Disciplinary Panel Considers Fate of Prosecutor Snared in Romance

CHARLESTON, W. Va. (CN) – A former federal prosecutor’s romantic relationship with a potential government witness in a series of drug cases was the subject of a disciplinary hearing  this week before a three-member panel of the West Virginia’s Supreme Court’s lawyer disciplinary board.

According to the statement of charges being considered by the court’s Lawyer Disciplinary Board, Erin Reisenweber’s 22-month relationship with a state trooper involved in several cases she handled did not compromised the outcome of those cases — they all ended in guilty pleas.

The issue, the statement says, is that she exercised “extremely poor judgment” by not revealing the relationship to the court in camera, so that a determination could be made as to whether a disclosure of the relationship to defense council was necessary.

The panel must now determine the attorney’s punishment for the alleged lapse.

As recounted in the statement of charges, Reisenweber relationship with the trooper came to light after a “large volume of romantic and sexually explicit texts” were discovered by the U.S. Attorney’s Office.

Though unnamed in the statement and subsequent pleadings, the officer was identified during the hearing as a state trooper assigned to the Eastern Panhandle Drug and Crimes Task Force.

During the hearing, former acting U.S. Attorney Betsy Steinfield Jividen said the messages between Reisenweber, and the trooper were discovered in June 2012, during a routine review of  phones issued to members of the U.S. Attorney’s Office staff.

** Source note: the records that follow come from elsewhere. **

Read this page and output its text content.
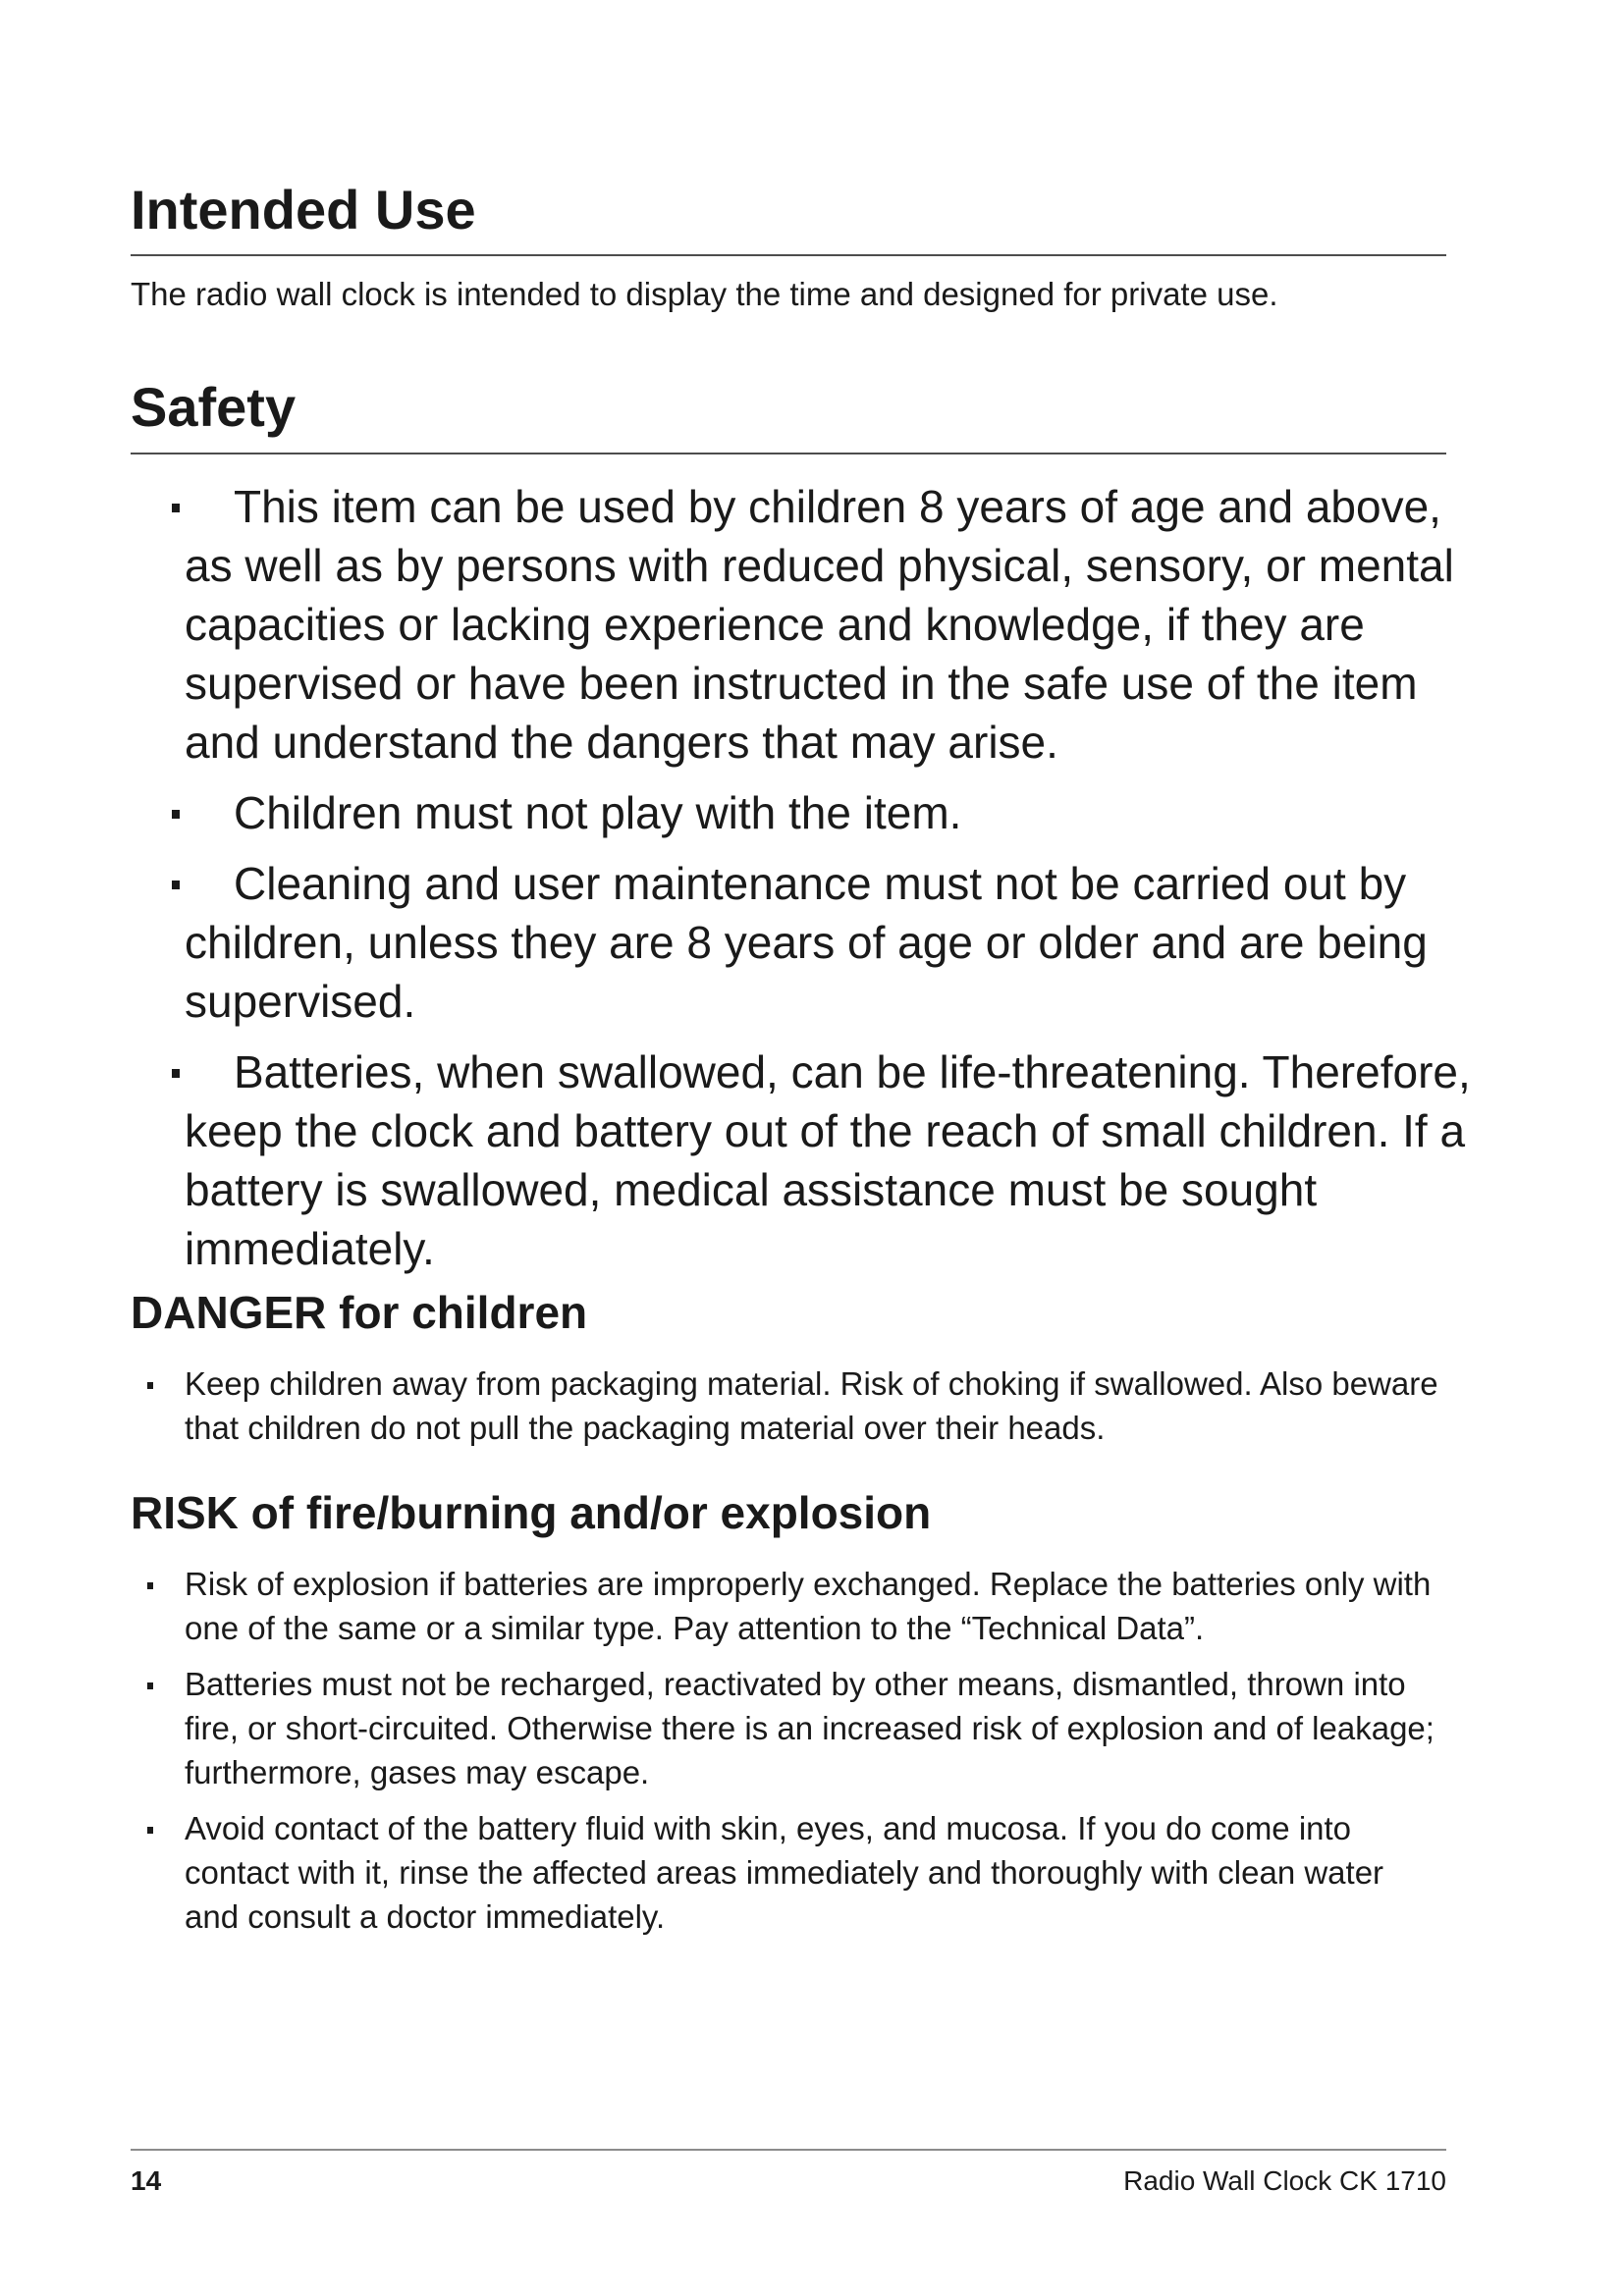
Intended Use

The radio wall clock is intended to display the time and designed for private use.

Safety
This item can be used by children 8 years of age and above, as well as by persons with reduced physical, sensory, or mental capacities or lacking experience and knowledge, if they are supervised or have been instructed in the safe use of the item and understand the dangers that may arise.
Children must not play with the item.
Cleaning and user maintenance must not be carried out by children, unless they are 8 years of age or older and are being supervised.
Batteries, when swallowed, can be life-threatening. Therefore, keep the clock and battery out of the reach of small children. If a battery is swallowed, medical assistance must be sought immediately.
DANGER for children
Keep children away from packaging material. Risk of choking if swallowed. Also beware that children do not pull the packaging material over their heads.
RISK of fire/burning and/or explosion
Risk of explosion if batteries are improperly exchanged. Replace the batteries only with one of the same or a similar type. Pay attention to the “Technical Data”.
Batteries must not be recharged, reactivated by other means, dismantled, thrown into fire, or short-circuited. Otherwise there is an increased risk of explosion and of leakage; furthermore, gases may escape.
Avoid contact of the battery fluid with skin, eyes, and mucosa. If you do come into contact with it, rinse the affected areas immediately and thoroughly with clean water and consult a doctor immediately.
14	Radio Wall Clock CK 1710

After first alerting U.S. District Judge Gina Groh, who presided in the drug cases, Jividen said she then referred the matter to the U.S Department of Justice office of professional responsibility for further investigation.

Jividen said  that when confronted about the affair, Reisenweber never attempted to deny it, and cooperated fully with the Justice Department investigation.

She said  Reisenweber also did not contest her transfer to the civil division.

The investigation then moved to the Justice Department’s professional misconduct review unit.

The unit recommended Reisenweber receive a three-day suspension,  citing her cooperation with the investigation, and that all the defendants in the drug cases entered into pleas deals prior to trial.

Jividen and other supervisors with the U.S. Attorney’s Office — Paul Camilletti, of the criminal division, and Helen Campbell Altmeyer, of the civil division, said the affair was out-of-character for Reisenweber.

They all spoke highly Reisenweber and Altmeyer described her as the best mediator in the civil division.

Reisenweber was the last to testify during the three-hour hearing.

She called her affair with the trooper “selfish,” and said she acknowledged the rules violations to take responsibility for her actions.

Chief Lawyer Disciplinary Counsel Rachael Fletcher Cipoletti asked Reisenweber what discipline she believed the Court should impose upon her.

After taking a few moments to reflect, she said either an admonishment or reprimand would be the “correct or appropriate sanction.”

Reisenweber’s case isn’t expected to be decided until early next year.